With the flu season here it’s a good time to review CA-MRSA, particularly CA-MRSA pneumonia. Emergency Medicine News has a blurb on CA-MRSA pneumonia which references this review in Emergency Medicine Clinics of North America.
Here are a few points of interest from both articles:
CA-MRSA does not represent the old MRSA (HA-MRSA) having escaped to the community. It has distinct microbiologic, clinical and epidemiologic characteristics.
Risk factors for CA-MRSA pneumonia are colonization, prior infection including skin and soft tissue, exposure and recent influenza or influenza like illness (respiratory epithelium damage from antecedent viral infection facilitates bacterial attachment). CA-MRSA should be considered in any case of severe pneumonia.
The PVL toxin imparts unique pathogenicity.

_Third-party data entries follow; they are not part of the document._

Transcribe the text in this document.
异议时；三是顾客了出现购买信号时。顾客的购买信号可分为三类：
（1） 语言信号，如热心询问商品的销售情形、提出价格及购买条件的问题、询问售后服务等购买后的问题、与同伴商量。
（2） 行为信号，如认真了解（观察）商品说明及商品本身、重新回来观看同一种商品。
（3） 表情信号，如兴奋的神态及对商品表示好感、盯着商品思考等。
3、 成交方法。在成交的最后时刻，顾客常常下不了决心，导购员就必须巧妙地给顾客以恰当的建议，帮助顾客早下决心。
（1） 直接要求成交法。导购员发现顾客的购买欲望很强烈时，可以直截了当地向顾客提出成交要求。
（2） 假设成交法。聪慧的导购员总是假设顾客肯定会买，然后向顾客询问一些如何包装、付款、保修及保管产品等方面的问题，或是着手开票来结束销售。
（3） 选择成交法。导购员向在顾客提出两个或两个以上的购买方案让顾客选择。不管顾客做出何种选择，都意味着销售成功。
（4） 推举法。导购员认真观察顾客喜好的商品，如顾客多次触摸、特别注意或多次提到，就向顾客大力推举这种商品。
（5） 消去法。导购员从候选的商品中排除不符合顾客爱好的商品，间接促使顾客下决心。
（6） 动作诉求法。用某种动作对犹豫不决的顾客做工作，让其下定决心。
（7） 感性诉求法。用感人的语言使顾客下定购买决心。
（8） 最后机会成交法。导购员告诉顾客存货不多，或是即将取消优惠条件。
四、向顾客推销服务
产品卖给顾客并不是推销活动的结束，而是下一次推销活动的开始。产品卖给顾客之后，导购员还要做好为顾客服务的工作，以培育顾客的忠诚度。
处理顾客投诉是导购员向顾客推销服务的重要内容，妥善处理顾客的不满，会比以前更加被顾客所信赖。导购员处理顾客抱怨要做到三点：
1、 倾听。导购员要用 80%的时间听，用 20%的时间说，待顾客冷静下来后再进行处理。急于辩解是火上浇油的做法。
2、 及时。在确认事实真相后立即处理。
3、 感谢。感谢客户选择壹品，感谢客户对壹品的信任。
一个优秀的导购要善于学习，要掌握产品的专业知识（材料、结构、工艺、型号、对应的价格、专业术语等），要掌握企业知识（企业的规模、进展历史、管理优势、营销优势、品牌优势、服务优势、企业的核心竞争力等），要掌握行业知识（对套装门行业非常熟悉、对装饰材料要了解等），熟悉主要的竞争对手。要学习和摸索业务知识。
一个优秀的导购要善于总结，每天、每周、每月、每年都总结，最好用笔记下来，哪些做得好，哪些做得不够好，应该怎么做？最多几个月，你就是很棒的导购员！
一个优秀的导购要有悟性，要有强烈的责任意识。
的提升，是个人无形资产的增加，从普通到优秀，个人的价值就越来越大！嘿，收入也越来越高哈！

In the initial antibiotic selection for pneumonia, the IDSA/ATS guidelines say that if CA-MRSA is suspected add vancomycin or linezolid. The Emergency Medicine Clinics article, however, suggests that linezolid is preferred if CA-MRSA pneumonia is suspected. It also points out that both linezolid and clindamycin decrease toxin production, and suggests that if vancomycin is used, clindamycin should be added for life threatening infections.
The Clinics article contains a wealth of information on infection control including the limited indications and regimens for decolonization.
1 comment:
My 46-yr. old sister died suddenly and unexpectedly in Guam on Nov. 25. Complete autopsy findings are not yet in, but preliminary reports indicate she contracted MRSA; there was also mention of pneumonia and I've since read that the Pacific Islands in particular are experienceing cluster outbreaks of CA-MRSA. She had checked herself into the hospital on Friday, the 21st. I am not sure what her symptoms were at that point. Another thing: the coroner mentioned (to her husband) the presence of necrosis in her trachea. What to do you make of all this?